Tannaker Buhicrosan (タナカー・ブヒクロサン) (25 February 1839 – 10 August 1894), christened Frederik "Frank" Eduard Marie Martinus Blekman, and also known as Furederikku Burekkuman, was a Dutch-Japanese translator, international businessman and promoter best known for operating the Japanese Village exhibition erected in Knightsbridge from 1885 to 1887.

Early years
Buhicrosan was born in Amsterdam on 25 February 1839, the son of Susanna Catharina née van der Hulst (born 1814) and Eduard Matthijs Nicolaas Blekman (born 1815). Travelling first via Australia and New Zealand, Blekman arrived in Nagasaki in 1859, living among the foreign community in Nagasaki. Still known as Blekman at the time, he was hired first by the British Legation as a Dutch translator in 1861 for the Shimonoseki area and later to represent the French in talks with the second Japanese Ambassadorial European dispatch in 1864–1866, as Dutch was the language the Japanese used to negotiate treaties at this time. However, he caused financial strife between the French and Shogunal authorities by inflating the asking price for French warships to divert the excess payment to his trading company and was dismissed as their intermediary Dutch interpreter.
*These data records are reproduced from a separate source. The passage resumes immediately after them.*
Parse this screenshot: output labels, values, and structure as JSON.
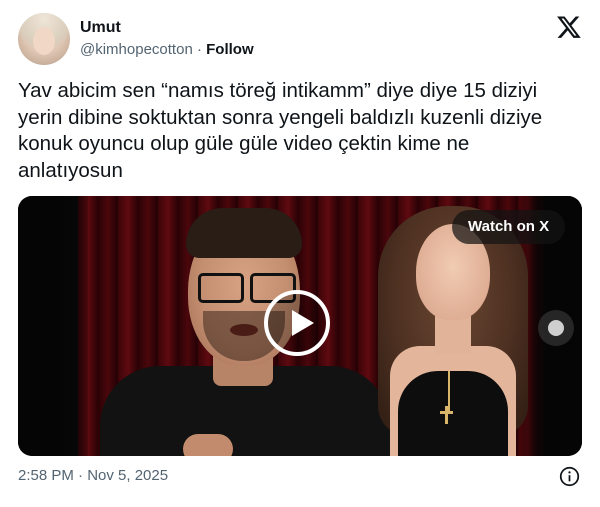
{
  "author": {
    "display_name": "Umut",
    "handle": "@kimhopecotton",
    "separator": " · ",
    "follow_label": "Follow",
    "avatar_icon": "profile-photo"
  },
  "brand": {
    "logo_icon": "x-logo-icon"
  },
  "tweet": {
    "text": "Yav abicim sen “namıs töreğ intikamm” diye diye 15 diziyi\nyerin dibine soktuktan sonra yengeli baldızlı kuzenli diziye\nkonuk oyuncu olup güle güle video çektin kime ne\nanlatıyosun"
  },
  "media": {
    "watch_label": "Watch on X",
    "play_icon": "play-icon"
  },
  "footer": {
    "timestamp": "2:58 PM · Nov 5, 2025",
    "info_icon": "info-icon"
  },
  "colors": {
    "text_primary": "#0f1419",
    "text_secondary": "#536471",
    "background": "#ffffff"
  }
}
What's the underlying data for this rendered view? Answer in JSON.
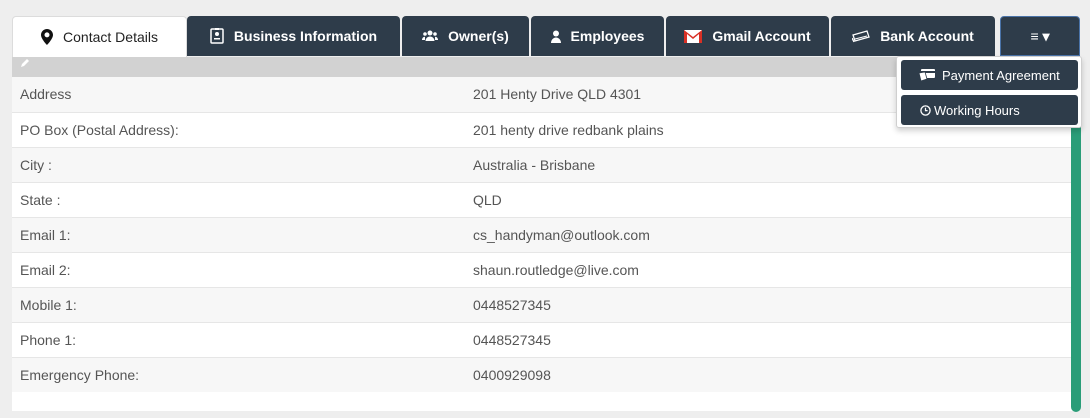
{
  "tabs": [
    {
      "label": "Contact Details",
      "icon": "map-marker-icon",
      "active": true
    },
    {
      "label": "Business Information",
      "icon": "id-badge-icon"
    },
    {
      "label": "Owner(s)",
      "icon": "users-icon"
    },
    {
      "label": "Employees",
      "icon": "user-icon"
    },
    {
      "label": "Gmail Account",
      "icon": "gmail-icon"
    },
    {
      "label": "Bank Account",
      "icon": "money-icon"
    },
    {
      "label": "≡ ▾",
      "icon": "hamburger-icon"
    }
  ],
  "menu": {
    "items": [
      {
        "label": "Payment Agreement",
        "icon": "credit-card-icon"
      },
      {
        "label": "Working Hours",
        "icon": "clock-icon"
      }
    ]
  },
  "details": [
    {
      "label": "Address",
      "value": "201 Henty Drive QLD 4301"
    },
    {
      "label": "PO Box (Postal Address):",
      "value": "201 henty drive redbank plains"
    },
    {
      "label": "City :",
      "value": "Australia - Brisbane"
    },
    {
      "label": "State :",
      "value": "QLD"
    },
    {
      "label": "Email 1:",
      "value": "cs_handyman@outlook.com"
    },
    {
      "label": "Email 2:",
      "value": "shaun.routledge@live.com"
    },
    {
      "label": "Mobile 1:",
      "value": "0448527345"
    },
    {
      "label": "Phone 1:",
      "value": "0448527345"
    },
    {
      "label": "Emergency Phone:",
      "value": "0400929098"
    }
  ],
  "colors": {
    "tab_bg": "#2e3c4a",
    "scrollbar": "#2a9d78",
    "gmail_red": "#d93025"
  }
}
With a warrant out for his arrest in Japan he fled to San Francisco and began anew, putting together his first entertainment troupe in 1867, eventually going on tour. By 1871 he was in Britain as the "Professional Manager of a Japanese Troupe", lodging at Luton in Bedfordshire with his Japanese wife Omoto Blekman (née Kagami, 1843–1916) and nine other Japanese people. Capitalising on the craze for "all things Japan", he primarily focused on promoting his "Japanese Entertainment" performances (popularised by the San Francisco Japanese community), taking the moniker Tannaker Buhicrosan (perhaps part of Japanese Expat pidgin). Buhicrosan began to sell "Japanese products" such as umbrellas and began to demonstrate real Japanese craftsmen and their works in the show in mock-up traditional "Old Japan" style houses (a popular 19th century infantile notion of Japan) with food stalls and another "Japanese" temple attached. In 1874 Buhicrosan moved to London. In 1878 Blekman appeared in court in Southampton in Hampshire, charged with obtaining money under false pretences, but was acquitted. In 1879 he married a British-Japanese woman, Ruth Otake Buchirosan (1851–1914), settling in Hither Lane, Lewisham, London, where they had 10 children.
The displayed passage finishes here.